Когда Кира пришла в контору начальника вокзала, его помощник резко ответил, что поезд сильно опаздывает, что это — неизбежная задержка, недоразумение на каком-то узловом пункте; и поезд никак не придет раньше завтрашнего утра.
Она еще немного постояла на платформе бесцельно, не желая уйти с того места, где она так живо почувствовала присутствие Лео. Потом она медленно пошла прочь, спустилась по лестнице; ее руки совсем обессилели, ноги неуверенно задерживались на каждой ступеньке.
Далеко внизу, в конце улицы, небо разлилось плоской полосой яркого, чистого, неподвижного желтого цвета, как пролитый желток яйца, и улица казалась коричневой и широкой в теплых сумерках. Она медленно пошла прочь.
Она увидела знакомый угол, прошла мимо, затем вернулась и пошла в другом направлении, к дому Дунаевых. Этот вечер нужно было чем-то заполнить.
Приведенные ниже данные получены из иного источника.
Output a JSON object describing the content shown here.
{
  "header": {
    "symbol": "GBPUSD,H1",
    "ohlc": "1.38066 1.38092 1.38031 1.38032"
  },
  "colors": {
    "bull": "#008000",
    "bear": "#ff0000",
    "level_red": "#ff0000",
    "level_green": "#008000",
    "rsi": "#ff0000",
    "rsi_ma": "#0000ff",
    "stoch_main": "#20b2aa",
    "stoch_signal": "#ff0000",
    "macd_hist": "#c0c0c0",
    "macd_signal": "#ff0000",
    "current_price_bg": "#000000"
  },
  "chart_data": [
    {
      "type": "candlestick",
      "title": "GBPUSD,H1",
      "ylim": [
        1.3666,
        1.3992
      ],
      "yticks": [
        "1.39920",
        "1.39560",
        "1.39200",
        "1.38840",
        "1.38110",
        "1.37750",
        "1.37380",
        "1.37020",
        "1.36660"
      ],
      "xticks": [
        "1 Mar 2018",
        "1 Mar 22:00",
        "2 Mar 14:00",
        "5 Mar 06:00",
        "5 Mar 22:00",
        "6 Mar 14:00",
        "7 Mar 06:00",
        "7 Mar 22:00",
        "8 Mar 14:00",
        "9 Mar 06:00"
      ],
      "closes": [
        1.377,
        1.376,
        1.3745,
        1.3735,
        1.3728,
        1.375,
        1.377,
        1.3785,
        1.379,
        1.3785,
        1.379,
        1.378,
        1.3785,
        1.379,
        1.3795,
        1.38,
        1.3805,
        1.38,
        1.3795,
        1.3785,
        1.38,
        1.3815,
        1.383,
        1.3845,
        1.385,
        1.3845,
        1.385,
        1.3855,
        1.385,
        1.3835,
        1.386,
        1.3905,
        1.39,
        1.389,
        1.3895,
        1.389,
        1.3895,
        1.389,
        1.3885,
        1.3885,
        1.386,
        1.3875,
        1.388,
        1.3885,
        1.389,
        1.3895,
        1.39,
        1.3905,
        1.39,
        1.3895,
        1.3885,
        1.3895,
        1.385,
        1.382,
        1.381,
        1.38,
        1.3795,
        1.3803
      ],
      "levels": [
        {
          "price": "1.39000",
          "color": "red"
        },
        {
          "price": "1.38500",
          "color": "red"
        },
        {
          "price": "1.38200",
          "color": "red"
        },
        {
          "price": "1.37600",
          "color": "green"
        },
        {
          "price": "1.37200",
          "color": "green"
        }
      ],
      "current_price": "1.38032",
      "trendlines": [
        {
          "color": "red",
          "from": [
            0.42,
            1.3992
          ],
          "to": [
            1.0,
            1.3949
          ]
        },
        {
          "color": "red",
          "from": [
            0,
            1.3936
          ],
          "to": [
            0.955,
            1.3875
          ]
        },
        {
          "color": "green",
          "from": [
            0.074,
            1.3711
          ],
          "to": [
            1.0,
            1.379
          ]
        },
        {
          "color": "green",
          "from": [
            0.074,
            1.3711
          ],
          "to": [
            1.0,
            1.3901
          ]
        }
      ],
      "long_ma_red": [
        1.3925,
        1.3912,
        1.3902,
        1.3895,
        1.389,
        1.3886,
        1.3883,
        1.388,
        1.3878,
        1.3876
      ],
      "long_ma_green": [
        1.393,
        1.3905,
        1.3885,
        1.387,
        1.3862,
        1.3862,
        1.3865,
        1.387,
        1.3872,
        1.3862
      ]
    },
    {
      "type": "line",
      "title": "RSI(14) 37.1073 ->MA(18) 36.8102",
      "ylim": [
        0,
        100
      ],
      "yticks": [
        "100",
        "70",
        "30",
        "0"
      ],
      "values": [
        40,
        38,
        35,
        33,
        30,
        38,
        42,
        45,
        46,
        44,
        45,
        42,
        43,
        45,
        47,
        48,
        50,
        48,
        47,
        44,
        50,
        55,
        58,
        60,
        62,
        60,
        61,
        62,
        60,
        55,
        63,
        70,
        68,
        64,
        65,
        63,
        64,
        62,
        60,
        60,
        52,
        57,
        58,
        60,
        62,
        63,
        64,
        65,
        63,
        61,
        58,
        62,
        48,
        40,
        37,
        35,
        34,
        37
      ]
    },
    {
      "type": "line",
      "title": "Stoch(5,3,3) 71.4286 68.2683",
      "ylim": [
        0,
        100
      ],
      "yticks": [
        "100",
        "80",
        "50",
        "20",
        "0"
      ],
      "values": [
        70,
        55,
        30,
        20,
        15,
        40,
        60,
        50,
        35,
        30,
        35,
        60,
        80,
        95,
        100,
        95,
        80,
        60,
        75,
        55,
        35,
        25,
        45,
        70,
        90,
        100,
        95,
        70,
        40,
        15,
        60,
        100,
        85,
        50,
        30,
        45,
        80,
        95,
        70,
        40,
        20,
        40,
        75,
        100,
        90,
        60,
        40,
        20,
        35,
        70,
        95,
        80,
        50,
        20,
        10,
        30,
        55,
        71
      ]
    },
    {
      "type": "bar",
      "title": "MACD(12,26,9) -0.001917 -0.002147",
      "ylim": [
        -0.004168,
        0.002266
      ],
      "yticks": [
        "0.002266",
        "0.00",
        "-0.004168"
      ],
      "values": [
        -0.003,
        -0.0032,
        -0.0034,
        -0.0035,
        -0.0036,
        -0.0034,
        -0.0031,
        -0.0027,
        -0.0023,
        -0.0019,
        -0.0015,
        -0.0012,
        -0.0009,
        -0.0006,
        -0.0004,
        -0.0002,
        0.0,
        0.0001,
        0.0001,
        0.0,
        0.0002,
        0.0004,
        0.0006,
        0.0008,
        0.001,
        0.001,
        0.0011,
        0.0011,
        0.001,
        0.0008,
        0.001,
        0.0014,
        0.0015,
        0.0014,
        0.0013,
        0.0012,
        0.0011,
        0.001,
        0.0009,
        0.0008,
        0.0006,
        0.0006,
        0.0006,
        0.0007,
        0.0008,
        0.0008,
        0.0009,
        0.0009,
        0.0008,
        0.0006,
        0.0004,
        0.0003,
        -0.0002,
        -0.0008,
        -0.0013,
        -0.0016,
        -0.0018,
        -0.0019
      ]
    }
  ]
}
Дверь открыла Ирина. Ее волосы были растрепаны, но на ней было новое платье из батиста в белую и черную полоску, и ее усталое лицо было аккуратно напудрено.
— Кира! Вот это да! Какой сюрприз! Входи. Снимай пальто. Я тебе что-то — кого-то сейчас покажу. А как тебе нравится мое новое платье?
Кира вдруг засмеялась. Она сняла пальто: на ней было точно такое же платье из черно-белого батиста.